從沈浪出來的表情來看,大家就知道沈浪準備動手了,他這一次來於老這裡恐怕也正是商談這個方面的事情,從沈浪離開的情況來說,應該跟於老談的很是不錯。沈浪這個傢伙也是夠謹慎和小心的,在現在的這個時候依舊沒有任何的得意忘形。
其實徵求還是不徵求於老的意見,其中差別並不是很大,甚至於徵求了意見以後沈浪會被束縛很多,但是沈浪依舊這麼的去做了。從現在的狀況來看,軍方的大部分應該已經是默許了沈浪的行為,那邊的所作所為必須要受到嚴懲,這個事情已經沒有了任何可以被商量的餘地,如果連這樣的事情都可以得過且過的話,那麼以後軍隊還有什麼忠誠可言?
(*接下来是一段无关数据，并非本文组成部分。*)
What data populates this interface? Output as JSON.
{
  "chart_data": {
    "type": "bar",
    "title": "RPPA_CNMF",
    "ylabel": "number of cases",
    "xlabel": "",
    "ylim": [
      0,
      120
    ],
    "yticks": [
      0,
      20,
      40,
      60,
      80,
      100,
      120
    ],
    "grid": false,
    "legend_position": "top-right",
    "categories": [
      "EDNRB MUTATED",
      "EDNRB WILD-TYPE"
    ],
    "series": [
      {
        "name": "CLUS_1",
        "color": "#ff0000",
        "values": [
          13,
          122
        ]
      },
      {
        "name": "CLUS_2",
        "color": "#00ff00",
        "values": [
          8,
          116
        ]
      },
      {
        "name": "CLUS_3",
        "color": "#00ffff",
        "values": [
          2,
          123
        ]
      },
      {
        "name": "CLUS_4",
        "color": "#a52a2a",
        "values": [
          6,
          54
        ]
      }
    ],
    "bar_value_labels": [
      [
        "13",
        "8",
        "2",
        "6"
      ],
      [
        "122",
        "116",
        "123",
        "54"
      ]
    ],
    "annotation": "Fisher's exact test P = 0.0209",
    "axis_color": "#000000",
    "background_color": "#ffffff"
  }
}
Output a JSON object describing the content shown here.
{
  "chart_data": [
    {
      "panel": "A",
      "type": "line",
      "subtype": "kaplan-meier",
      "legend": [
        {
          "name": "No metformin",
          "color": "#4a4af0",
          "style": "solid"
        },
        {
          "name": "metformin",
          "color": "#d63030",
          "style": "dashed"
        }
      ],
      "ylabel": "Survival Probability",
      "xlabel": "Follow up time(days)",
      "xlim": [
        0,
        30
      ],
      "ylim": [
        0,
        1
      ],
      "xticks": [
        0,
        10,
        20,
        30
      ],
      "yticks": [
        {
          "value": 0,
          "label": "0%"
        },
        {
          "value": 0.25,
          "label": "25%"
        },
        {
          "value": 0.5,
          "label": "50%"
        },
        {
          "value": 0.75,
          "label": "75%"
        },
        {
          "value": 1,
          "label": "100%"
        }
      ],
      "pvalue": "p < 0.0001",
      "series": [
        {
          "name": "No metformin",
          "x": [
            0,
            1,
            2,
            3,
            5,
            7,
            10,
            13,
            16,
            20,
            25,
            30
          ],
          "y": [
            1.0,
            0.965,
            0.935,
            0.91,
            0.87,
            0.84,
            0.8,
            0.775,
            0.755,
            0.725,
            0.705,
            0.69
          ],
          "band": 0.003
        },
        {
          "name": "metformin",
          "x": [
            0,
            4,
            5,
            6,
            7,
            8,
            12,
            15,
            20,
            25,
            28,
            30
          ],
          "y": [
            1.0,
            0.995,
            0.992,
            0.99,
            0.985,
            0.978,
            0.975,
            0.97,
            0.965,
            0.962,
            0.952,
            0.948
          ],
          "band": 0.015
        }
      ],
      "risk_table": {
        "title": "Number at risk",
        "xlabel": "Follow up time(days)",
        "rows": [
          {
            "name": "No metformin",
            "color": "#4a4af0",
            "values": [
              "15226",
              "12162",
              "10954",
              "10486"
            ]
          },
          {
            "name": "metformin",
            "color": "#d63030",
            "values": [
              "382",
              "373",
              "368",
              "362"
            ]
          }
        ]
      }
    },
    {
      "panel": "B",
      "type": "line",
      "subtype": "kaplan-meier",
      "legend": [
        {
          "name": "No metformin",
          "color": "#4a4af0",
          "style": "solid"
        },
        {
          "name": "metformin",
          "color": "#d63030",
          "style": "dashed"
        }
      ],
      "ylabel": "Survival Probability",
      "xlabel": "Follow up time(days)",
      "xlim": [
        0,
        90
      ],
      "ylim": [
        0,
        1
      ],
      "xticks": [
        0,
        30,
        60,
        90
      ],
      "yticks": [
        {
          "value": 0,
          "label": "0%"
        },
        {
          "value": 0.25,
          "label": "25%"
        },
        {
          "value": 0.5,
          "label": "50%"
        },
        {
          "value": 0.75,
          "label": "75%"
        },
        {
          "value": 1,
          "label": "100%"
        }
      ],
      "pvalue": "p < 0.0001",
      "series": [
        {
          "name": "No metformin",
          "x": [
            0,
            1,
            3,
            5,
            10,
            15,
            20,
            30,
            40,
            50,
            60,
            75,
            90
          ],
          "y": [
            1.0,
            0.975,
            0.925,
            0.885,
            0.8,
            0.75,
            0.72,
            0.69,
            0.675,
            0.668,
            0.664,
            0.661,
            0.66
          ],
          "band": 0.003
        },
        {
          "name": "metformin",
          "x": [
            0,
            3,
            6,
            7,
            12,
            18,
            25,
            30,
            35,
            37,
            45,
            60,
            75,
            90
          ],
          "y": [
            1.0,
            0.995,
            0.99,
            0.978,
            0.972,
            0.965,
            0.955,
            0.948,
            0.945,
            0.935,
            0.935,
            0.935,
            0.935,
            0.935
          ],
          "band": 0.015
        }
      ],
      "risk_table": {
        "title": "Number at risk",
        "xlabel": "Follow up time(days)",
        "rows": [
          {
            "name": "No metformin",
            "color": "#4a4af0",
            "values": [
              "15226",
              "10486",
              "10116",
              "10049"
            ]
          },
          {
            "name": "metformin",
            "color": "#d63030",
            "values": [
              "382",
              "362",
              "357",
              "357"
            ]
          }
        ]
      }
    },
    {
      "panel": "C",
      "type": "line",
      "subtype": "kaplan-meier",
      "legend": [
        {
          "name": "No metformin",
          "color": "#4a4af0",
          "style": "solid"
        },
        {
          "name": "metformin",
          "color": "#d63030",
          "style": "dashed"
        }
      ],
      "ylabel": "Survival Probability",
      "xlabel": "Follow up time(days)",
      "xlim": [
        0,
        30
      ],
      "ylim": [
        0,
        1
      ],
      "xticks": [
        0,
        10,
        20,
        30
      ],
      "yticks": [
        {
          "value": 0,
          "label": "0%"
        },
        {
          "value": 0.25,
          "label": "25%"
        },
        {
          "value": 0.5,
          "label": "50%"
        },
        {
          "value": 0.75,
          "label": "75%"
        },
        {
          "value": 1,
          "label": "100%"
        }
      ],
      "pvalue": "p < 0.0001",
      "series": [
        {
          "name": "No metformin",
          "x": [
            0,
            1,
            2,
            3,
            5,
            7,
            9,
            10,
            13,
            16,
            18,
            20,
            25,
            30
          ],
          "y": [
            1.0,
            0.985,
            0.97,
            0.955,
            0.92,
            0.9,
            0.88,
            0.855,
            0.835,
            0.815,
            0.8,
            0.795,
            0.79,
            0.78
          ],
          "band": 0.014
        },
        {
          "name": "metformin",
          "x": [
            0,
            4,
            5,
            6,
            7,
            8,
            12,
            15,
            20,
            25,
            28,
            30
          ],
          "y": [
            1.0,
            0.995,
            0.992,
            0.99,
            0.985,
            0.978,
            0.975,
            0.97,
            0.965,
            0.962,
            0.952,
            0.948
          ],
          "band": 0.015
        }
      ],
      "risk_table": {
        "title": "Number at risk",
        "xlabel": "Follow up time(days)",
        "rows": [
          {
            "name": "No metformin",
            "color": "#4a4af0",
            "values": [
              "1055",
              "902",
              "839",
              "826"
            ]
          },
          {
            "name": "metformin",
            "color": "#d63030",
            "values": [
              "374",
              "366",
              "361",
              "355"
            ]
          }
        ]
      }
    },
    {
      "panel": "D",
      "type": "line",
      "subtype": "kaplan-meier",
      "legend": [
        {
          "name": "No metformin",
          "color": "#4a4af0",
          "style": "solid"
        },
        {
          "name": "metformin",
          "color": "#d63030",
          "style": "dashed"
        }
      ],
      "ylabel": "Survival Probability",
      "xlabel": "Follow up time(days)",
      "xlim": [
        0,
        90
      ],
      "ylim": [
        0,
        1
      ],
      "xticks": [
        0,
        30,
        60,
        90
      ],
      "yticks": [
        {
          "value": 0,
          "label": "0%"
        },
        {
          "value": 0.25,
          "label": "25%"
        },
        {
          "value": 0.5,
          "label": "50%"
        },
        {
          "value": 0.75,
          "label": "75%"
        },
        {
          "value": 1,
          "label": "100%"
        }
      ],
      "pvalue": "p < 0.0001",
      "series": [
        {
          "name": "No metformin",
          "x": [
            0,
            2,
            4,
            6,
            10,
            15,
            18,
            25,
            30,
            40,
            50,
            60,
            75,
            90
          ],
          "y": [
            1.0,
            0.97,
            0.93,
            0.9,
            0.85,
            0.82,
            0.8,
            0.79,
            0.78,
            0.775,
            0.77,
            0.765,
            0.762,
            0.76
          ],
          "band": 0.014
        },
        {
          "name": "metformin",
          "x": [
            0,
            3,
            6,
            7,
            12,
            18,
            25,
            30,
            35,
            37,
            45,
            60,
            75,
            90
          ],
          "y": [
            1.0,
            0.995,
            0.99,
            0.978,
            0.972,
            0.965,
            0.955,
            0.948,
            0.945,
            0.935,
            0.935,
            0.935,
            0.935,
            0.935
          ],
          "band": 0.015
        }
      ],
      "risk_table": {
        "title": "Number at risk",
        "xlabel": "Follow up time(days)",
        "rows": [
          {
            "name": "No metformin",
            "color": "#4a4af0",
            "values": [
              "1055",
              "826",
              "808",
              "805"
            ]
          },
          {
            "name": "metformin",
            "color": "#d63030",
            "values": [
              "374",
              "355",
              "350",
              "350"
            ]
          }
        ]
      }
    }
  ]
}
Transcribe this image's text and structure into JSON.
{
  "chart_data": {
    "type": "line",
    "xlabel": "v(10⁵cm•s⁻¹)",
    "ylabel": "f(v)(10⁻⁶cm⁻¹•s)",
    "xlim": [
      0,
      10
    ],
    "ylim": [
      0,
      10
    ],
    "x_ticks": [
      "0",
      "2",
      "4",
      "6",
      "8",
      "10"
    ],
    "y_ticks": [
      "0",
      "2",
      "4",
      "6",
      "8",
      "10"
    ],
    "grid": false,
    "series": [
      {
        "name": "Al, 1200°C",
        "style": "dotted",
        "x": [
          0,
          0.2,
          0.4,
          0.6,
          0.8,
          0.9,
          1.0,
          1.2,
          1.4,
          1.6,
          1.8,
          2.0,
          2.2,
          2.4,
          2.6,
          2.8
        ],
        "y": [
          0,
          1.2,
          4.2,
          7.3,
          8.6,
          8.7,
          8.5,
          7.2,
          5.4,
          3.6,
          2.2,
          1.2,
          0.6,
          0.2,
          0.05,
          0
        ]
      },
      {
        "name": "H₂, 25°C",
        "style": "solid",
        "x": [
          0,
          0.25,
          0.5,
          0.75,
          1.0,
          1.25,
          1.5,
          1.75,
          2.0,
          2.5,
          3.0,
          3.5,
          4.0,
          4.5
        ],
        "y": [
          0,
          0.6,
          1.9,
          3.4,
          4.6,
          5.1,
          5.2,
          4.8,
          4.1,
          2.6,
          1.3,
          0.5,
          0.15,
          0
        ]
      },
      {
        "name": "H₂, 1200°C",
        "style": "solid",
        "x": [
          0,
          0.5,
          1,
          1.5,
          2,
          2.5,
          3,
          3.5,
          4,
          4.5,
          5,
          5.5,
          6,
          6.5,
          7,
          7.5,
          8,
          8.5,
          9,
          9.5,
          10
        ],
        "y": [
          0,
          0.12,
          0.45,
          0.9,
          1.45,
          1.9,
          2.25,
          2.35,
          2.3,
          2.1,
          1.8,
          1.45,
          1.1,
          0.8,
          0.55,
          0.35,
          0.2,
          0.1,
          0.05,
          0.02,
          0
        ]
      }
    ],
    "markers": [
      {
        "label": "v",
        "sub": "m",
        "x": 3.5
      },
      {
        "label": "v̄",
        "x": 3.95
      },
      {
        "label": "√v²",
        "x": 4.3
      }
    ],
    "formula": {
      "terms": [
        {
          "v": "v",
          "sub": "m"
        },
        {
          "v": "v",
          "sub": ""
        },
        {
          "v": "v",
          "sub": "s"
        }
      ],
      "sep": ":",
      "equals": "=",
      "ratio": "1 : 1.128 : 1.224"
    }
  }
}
而這個時候的周勃也是找到了鍾子期,「我說,咱們就這麼的看著沈浪這個小子胡鬧?要知道這個對於他來說雖然說是一次機會,但同樣的也是一個陷阱,如果在這個過程當中他要是真的把控不住的話,很容易出現其他的問題!」
對於這個狀況鍾子期想了一陣,也是微微的搖頭,「這個事情一個是不太方便去說,另外也不太好說。不方便去說是因為這個始終是軍方的事情,小浪這個傢伙現在在一定程度上面也算是軍方的一個山頭了,雖然這個山頭現在還沒有到高不可攀的地步,但是對於某些人來說已經是需要仰望的了。現在跟小浪說起來這個問題,會不會引起他的反感,這個沒有多少問題,但是其他的軍方派系要是拿這個來說事的話,就是另外一個問題了。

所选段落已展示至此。